加熱機としての冷凍サイクル
冷凍サイクルを加熱機として利用するいわゆるヒートポンプは、大気熱が再生可能エネルギとして取り上げられて注目されている。国内で生産されている設置型の空調機の大部分は冷暖房兼用ですでにヒートポンプとして使用されているが、ボイラー等の他の加熱源への代替が期待されている。しかし、大気熱は他の再生可能エネルギと異なり、有用なエネルギに変換するためには人為的なエネルギが必要となる。ここではヒートポンプの特性から加熱源としての有用性を考える。
熱機関とヒートポンプの関係を下図に示す。
図 熱機関とヒートポンプ
熱機関は温度T1の高温熱源から熱量QHを使用して動力Lを取り出し、温度T1の低温熱源に熱量QLを排熱するシステムである。
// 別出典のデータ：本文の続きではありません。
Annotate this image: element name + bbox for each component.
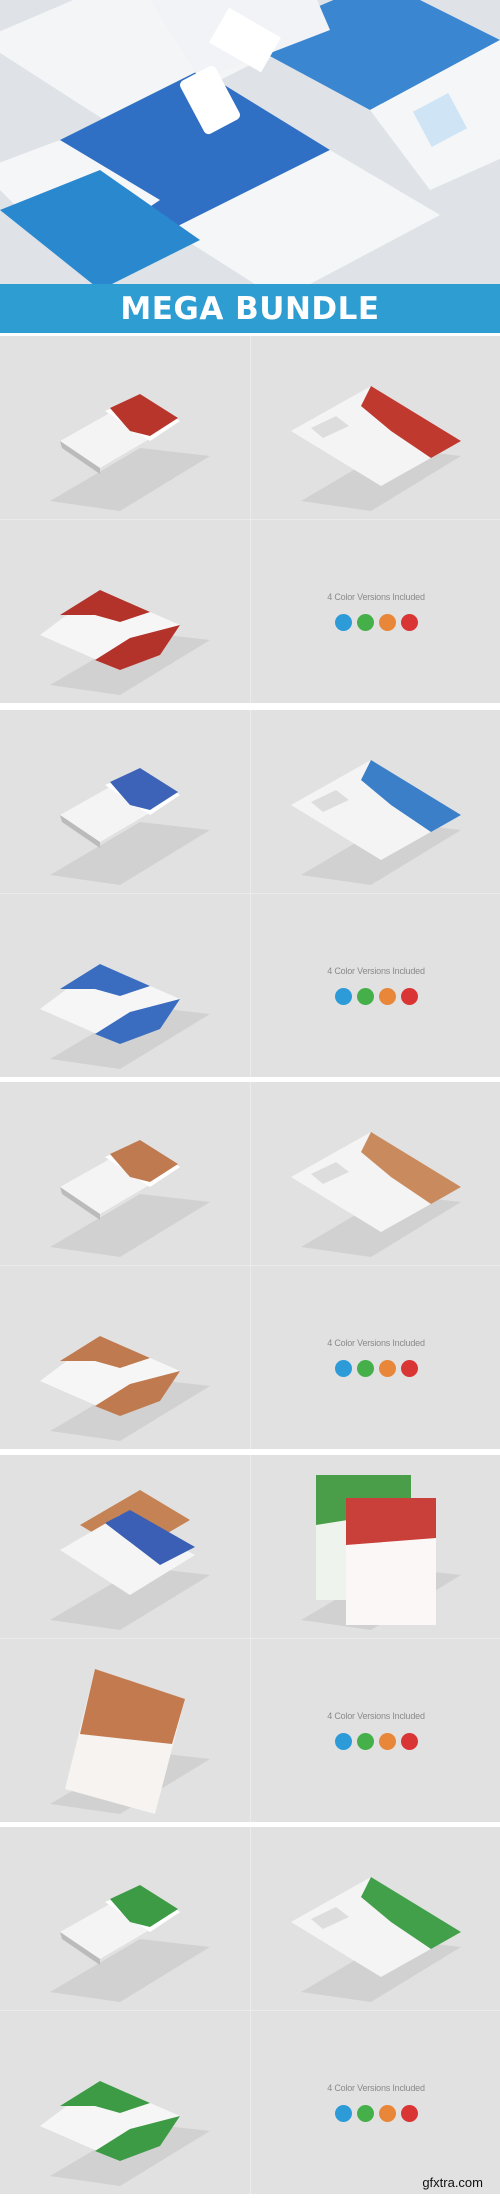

一方、ヒートポンプは温度T1の低温熱源に熱量QLを動力Lを用いて温度T1の高温熱源の熱量QHに昇温するシステムである。ここで、熱機関、ヒートーポンプが理想的なカルノーサイクル、逆カルノーサイクルとすると、熱機関で取り出せる動力、およびヒートポンプでくみ上げられる熱量QH' は次式で算出できる。
L = QH ( T1 - T2 ) / T1
QH' = L' T1( T1 - T2 )
ここで、T1 = 2000K、T2 = 300K、QH = 1とすると動力Lは0.85となり、この動力をヒートポンプの駆動動力L'に用いるとQH'は1となり、熱機関に使用した同等の熱エネルギが得られる。理想的な熱機関とヒートポンプを組み合わせれば永久機関(第2種)が構成できる。
実際の熱機関、ヒートポンプでは各損失があり、永久機関は成立しない。熱機関の効率を火力発電所の平均値0.369、ヒートポンプの実サイクルとして効率を0.7とすると、ヒートポンプの温度とくみ上げ熱量の関係は下図で示される。
図 昇温温度と汲み上げ熱量
熱機関の効率を0.369にすると、熱機関に供給した熱量をヒートポンプでのくみ上げできる温度は475K(昇温幅175K)となり、理想的な熱機関の2000Kから著しく低下する。また、ヒートポンプの効率0.7では 404K(昇温幅104K)となる。エネルギ収支の面で見ると、大気熱を利用したヒートポンプでは給湯、空調のような100℃以下での利用が現実的である。